I guess that this question is related to trajectories.
We have the basic equation s=ut-gt^2/2 where s is vertical distance, u initial vertical speed, g the acceleration of gravity and t is time. If an object has an initial speed magnitude of u and an initial projection angle of ø, the vertical component of the speed or velocity is usinø. So we have s=utsinø-gt^2/2. The horizontal distance travelled is unaffected by gravity, so is utcosø.
If a projectile is launched from a height h, then this has to to be taken into account by replacing s with s-h. The time for the projectile to fall to the ground can be found naturally under gravity is when utsinø-gt^2/2+h=0; this is a quadratic in t. This quadratic can be written gt^2-2utsinø-2h=0. Or t^2-2utsinø/g-2h/g=0. Completing the square we get t^2-2utsinø/g+u^2sin^2ø/g^2=2h/g+u^2sin^2ø/g^2; (t-usinø/g)^2=2h/g+u^2sin^2ø/g^2.
When t=usinø/g we have the vertex of the parabola. This is T[max]. The angle ø can be replaced by a so that we have T[max]=usina/g.
When t=usina/g, s=usina(usina/g)-(1/2)gu^2sin^2(a)/g^2=u^2sin^2(a)/2g=H[max], when h=0.
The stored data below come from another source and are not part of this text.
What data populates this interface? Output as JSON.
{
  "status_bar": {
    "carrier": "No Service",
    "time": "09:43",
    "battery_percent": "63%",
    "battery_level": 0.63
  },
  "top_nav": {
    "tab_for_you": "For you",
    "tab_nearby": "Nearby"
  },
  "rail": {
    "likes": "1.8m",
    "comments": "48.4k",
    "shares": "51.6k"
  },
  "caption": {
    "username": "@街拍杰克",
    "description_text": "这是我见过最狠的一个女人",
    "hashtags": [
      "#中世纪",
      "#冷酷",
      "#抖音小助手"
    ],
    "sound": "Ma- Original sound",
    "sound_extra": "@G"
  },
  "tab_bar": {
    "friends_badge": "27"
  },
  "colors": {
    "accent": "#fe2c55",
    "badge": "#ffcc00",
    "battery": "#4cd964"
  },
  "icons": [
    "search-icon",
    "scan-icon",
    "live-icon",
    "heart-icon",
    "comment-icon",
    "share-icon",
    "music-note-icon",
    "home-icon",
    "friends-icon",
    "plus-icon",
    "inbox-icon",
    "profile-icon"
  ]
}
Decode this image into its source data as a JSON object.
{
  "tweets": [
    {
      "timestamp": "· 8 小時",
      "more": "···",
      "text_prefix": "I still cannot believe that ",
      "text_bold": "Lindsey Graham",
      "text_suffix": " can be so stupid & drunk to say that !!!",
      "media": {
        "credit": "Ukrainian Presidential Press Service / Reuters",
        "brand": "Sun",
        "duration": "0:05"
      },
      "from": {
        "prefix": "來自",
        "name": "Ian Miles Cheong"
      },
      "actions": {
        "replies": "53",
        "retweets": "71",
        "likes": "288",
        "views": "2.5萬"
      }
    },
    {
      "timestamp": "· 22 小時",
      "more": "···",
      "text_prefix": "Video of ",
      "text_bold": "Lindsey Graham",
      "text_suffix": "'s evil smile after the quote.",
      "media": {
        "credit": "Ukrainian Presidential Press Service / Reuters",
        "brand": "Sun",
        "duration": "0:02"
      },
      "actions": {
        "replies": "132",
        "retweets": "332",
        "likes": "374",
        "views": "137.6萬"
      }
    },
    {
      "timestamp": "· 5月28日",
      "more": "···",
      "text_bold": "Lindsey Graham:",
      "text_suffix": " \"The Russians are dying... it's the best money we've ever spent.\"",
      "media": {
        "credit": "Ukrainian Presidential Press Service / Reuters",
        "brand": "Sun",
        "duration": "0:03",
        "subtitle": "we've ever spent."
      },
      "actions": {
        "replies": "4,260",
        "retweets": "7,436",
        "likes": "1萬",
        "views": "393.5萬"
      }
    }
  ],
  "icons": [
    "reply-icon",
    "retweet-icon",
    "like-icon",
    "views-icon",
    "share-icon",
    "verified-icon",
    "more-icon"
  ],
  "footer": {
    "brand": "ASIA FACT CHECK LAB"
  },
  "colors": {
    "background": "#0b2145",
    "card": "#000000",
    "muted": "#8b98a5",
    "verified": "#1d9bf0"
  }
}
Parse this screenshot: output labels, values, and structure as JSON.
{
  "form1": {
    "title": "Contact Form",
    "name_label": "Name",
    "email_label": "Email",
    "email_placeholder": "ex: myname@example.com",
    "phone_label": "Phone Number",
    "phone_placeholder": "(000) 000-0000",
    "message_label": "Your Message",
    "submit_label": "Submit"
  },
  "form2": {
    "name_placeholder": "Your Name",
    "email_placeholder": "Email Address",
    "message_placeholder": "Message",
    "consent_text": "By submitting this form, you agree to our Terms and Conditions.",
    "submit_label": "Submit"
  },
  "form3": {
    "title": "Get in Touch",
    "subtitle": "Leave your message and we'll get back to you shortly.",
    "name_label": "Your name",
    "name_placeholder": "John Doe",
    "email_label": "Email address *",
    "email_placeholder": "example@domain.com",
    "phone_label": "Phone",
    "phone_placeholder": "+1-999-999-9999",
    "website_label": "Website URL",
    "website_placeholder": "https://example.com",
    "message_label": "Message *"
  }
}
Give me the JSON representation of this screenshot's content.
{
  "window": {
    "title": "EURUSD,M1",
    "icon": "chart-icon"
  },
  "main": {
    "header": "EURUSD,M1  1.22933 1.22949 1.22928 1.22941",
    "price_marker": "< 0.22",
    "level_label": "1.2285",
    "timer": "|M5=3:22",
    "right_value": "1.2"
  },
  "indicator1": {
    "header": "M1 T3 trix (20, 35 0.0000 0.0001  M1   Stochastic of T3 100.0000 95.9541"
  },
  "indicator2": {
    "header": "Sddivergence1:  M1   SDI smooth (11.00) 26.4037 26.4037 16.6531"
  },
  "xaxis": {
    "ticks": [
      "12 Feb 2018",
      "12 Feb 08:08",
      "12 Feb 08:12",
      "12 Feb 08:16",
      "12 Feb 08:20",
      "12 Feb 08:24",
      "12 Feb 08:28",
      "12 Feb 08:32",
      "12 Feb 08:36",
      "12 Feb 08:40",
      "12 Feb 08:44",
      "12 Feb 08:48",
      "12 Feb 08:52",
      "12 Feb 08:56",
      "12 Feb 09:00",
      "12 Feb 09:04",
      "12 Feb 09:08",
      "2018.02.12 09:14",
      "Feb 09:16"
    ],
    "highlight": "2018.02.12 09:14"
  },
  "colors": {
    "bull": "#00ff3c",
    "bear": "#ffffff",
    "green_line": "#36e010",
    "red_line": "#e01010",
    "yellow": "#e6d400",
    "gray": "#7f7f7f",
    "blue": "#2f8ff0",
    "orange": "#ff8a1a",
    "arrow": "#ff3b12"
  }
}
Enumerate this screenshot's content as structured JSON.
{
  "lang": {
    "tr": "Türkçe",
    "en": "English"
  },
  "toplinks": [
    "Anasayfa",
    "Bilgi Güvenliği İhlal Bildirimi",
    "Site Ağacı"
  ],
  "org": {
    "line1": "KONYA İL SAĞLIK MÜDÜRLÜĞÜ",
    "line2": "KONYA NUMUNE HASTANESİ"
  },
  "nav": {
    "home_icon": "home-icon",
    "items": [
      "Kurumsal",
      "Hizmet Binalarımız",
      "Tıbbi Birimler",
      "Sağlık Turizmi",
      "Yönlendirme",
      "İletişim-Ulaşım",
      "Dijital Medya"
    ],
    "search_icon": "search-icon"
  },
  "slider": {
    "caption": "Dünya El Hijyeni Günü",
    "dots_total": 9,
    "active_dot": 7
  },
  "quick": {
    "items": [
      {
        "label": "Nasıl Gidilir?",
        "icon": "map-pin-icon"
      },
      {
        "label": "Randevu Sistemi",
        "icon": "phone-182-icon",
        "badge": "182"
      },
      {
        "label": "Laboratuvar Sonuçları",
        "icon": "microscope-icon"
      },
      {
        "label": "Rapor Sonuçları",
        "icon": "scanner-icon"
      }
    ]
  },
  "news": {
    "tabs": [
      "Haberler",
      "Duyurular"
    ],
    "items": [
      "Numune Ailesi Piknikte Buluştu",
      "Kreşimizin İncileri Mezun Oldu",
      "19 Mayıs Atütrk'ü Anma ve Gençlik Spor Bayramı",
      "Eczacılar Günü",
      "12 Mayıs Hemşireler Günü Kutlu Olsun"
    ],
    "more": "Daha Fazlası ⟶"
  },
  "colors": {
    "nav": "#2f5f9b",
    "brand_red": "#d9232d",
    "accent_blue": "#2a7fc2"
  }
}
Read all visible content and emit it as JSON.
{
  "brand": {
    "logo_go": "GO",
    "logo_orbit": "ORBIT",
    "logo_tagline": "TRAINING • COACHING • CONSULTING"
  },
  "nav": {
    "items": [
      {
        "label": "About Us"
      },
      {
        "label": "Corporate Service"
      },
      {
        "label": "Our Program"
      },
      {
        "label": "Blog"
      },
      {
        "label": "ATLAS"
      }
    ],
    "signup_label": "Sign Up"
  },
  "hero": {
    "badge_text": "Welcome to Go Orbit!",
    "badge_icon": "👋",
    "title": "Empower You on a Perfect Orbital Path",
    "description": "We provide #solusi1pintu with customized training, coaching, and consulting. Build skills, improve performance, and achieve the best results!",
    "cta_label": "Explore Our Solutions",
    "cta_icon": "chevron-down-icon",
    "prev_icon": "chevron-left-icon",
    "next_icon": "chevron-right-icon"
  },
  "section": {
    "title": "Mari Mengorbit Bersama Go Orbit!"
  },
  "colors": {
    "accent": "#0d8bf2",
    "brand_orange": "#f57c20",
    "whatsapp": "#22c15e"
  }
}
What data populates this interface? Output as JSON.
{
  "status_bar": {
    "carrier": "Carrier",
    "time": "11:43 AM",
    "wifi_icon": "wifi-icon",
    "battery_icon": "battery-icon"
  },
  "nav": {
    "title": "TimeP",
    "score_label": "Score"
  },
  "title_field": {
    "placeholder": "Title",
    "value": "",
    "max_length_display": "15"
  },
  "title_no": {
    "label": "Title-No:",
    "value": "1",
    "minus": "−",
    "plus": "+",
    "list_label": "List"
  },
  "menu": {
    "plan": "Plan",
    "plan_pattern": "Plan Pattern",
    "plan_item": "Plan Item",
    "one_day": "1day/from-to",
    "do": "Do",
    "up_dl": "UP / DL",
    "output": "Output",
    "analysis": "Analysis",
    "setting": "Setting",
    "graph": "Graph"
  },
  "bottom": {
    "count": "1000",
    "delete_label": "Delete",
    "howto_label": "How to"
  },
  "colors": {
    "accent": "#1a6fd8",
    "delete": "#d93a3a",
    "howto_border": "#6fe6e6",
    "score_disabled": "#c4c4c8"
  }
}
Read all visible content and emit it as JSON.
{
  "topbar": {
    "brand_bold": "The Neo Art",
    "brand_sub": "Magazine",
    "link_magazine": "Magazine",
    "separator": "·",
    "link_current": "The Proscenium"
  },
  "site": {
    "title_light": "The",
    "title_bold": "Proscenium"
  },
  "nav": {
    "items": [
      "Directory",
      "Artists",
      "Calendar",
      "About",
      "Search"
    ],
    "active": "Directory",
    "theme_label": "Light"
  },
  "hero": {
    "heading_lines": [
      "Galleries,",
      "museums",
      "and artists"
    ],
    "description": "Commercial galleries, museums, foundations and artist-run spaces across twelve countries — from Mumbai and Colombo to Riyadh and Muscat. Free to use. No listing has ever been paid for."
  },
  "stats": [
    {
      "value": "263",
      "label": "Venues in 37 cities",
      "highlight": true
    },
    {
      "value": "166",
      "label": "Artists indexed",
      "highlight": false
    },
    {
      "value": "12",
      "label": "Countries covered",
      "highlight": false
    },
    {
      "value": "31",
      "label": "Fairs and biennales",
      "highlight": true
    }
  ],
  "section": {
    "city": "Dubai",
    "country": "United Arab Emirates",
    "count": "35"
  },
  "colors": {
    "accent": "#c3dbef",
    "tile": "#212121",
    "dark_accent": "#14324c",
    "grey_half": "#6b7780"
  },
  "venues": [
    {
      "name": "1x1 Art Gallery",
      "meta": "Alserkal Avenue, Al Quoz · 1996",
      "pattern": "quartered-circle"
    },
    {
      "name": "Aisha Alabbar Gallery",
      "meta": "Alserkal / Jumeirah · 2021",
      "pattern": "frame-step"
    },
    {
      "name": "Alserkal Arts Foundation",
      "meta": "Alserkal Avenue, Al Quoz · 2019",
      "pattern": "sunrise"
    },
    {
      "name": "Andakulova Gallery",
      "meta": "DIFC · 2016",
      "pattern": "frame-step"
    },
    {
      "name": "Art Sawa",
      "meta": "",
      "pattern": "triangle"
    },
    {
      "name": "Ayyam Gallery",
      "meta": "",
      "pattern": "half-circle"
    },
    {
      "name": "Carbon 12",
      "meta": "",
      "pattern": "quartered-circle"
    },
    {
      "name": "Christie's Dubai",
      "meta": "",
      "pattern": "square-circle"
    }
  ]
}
PROOF OF TRAJECTORY EQUATION USING CALCULUS
s"=-g is a simple expression that the derivative, or rate of change of vertical speed, of an object under gravity is the acceleration of gravity in a negative direction. Integrate this and we get the rate of change of vertical height (that is, the speed) is -gt+k where k is a constant. When t=0, speed is u, an initial speed. So v=u-gt or s'=u-gt. Finally we have a second integration: s=ut-gt^2/2+c where c is a constant. When t=0, c=h, the initial position of the projectile, so s=ut-gt^2/2+h. In this equation u is the vertical component of a velocity, hence usinø.